Luke 15:14-19, (Part two of four)
14 And when he had spent everything, a severe famine arose in that country, and he began to be in need. 15 So he went and hired himself out to[a] one of the citizens of that country, who sent him into his fields to feed pigs. 16 And he was longing to be fed with the pods that the pigs ate, and no one gave him anything.
17 “But when he came to himself, he said, ‘How many of my father’s hired servants have more than enough bread, but I perish here with hunger! 18 I will arise and go to my father, and I will say to him, “Father, I have sinned against heaven and before you. 19 I am no longer worthy to be called your son. Treat me as one of your hired servants.”’
“The hearts of the sons of mankind are full of evil, and insanity is in their hearts throughout their lives.”
Insanity is an irrational belief in something that isn’t true; it’s a severely disordered state of the mind, often sometimes even a form of psychosis. This is how the world operates. It’s part of a deep confusion that doesn’t accept the reality of God. It has taken up the darkness repeatedly, so it walks in darkness now, a chosen blindness that can’t see the realities of the gospel.
“In their case, the god of this age has blinded the minds of unbelievers to keep them from seeing the light of the gospel of the glory of Christ.”
2 Corinthians 4:4
The youngest son demanded his share of the inheritance immediately. This was unheard of, one would never done this in biblical times–it was as if the father was already dead. The youngest son insisted on his share, without question. He wanted everything that was coming to him. The insanity of sin is that it causes darkness; it grows into madness.
However, the prodigal is never judged by the father.
One of more amazing facts is the son was never corrected for his irrational behavior. Perhaps the father knew what would happen to him, and rested in that understanding. The younger son would learn the hard way. The father understood, but being a father isn’t always easy.
The son spent it all, everything that had been given to him. There was nothing left. He was hungry–starving, but he didn’t have a penny to buy bread, in this passage we see that he took a job with the local pig-keeper–and a good Jewish boy would never have dreamed that this was his destiny.
Hunger had done its work.
If you’ve ever gone hungry for any length of time, you know what that means. The scripture tells us, “he came to his senses.” He suddenly realizes that even the father’s servants have more than he has.

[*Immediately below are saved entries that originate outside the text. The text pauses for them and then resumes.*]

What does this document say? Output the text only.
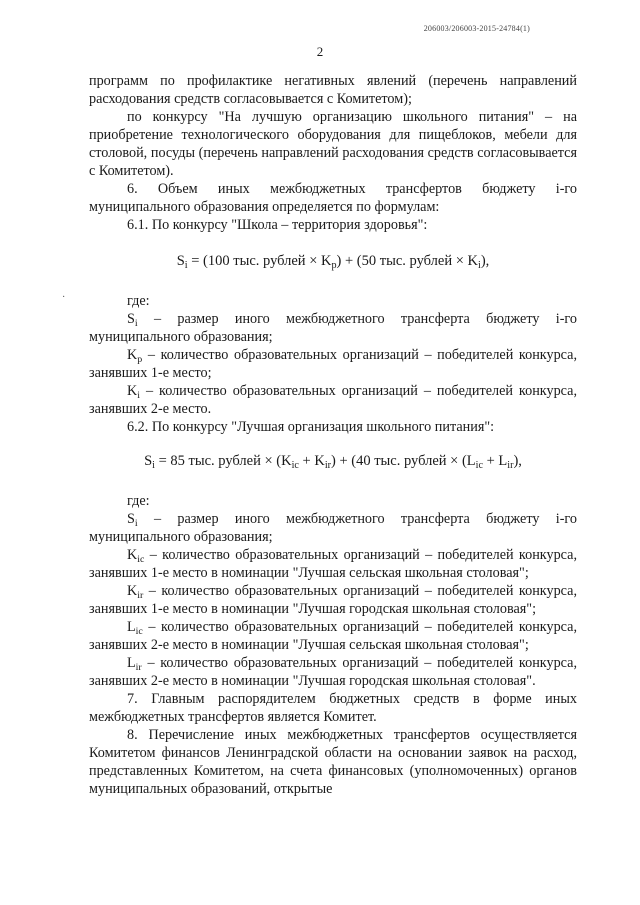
206003/206003-2015-24784(1)
2
·

программ по профилактике негативных явлений (перечень направлений расходования средств согласовывается с Комитетом);

по конкурсу "На лучшую организацию школьного питания" – на приобретение технологического оборудования для пищеблоков, мебели для столовой, посуды (перечень направлений расходования средств согласовывается с Комитетом).

6. Объем иных межбюджетных трансфертов бюджету i-го муниципального образования определяется по формулам:

6.1. По конкурсу "Школа – территория здоровья":

$S_i = (100$ тыс. рублей × $K_p) + (50$ тыс. рублей × $K_i$),

где:

$S_i$ – размер иного межбюджетного трансферта бюджету i-го муниципального образования;

$K_p$ – количество образовательных организаций – победителей конкурса, занявших 1-е место;

$K_i$ – количество образовательных организаций – победителей конкурса, занявших 2-е место.

6.2. По конкурсу "Лучшая организация школьного питания":

$S_i = 85$ тыс. рублей × $(K_{ic} + K_{ir}) + (40$ тыс. рублей × $(L_{ic} + L_{ir})$,

где:

$S_i$ – размер иного межбюджетного трансферта бюджету i-го муниципального образования;

$K_{ic}$ – количество образовательных организаций – победителей конкурса, занявших 1-е место в номинации "Лучшая сельская школьная столовая";

$K_{ir}$ – количество образовательных организаций – победителей конкурса, занявших 1-е место в номинации "Лучшая городская школьная столовая";

$L_{ic}$ – количество образовательных организаций – победителей конкурса, занявших 2-е место в номинации "Лучшая сельская школьная столовая";

$L_{ir}$ – количество образовательных организаций – победителей конкурса, занявших 2-е место в номинации "Лучшая городская школьная столовая".

7. Главным распорядителем бюджетных средств в форме иных межбюджетных трансфертов является Комитет.

8. Перечисление иных межбюджетных трансфертов осуществляется Комитетом финансов Ленинградской области на основании заявок на расход, представленных Комитетом, на счета финансовых (уполномоченных) органов муниципальных образований, открытые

He choses to leave the pigs, and return home to his father.
“Father, I have sinned.” and with this truth he finally understands.
He realizes that his disobedience has led him into a big fat lie. He has betrayed his father, and we start to grip this thought, we immediately realize that every cent he had bought booze and whores. He has nothing–maybe less than nothing. And he’s starving and quite willing to eat the pig’s food.
All of this rolls over him, and he finally connects with reality.
The prodigal finally gets it. He must return to the father, even if he becomes a slave. (Even they if he finds food to eat.) He has less than nothing–the choice he makes is obvious. He’ll return, even if it means servitude to his father. At least, his hunger pains will not be an issue.
That’s the insanity of sin.
It develops and we see it in Jesus’ story. If we’re irrational, we’ve left behind the reasonable, and we’ve embraced lies. He does exist, or so we’ll try to convince ourselves. And yet we continue, over and over, to want the false, over the truth, and the question is why? Could it be, that sin has altered our thinking?
The son is no longer walking in deception–he finally gets it. He understands, to be the slave of his father is something that’s worth it all. To be rescued from the pigs is what he can only dream about.
He leaves the darkness and chooses to step into the light.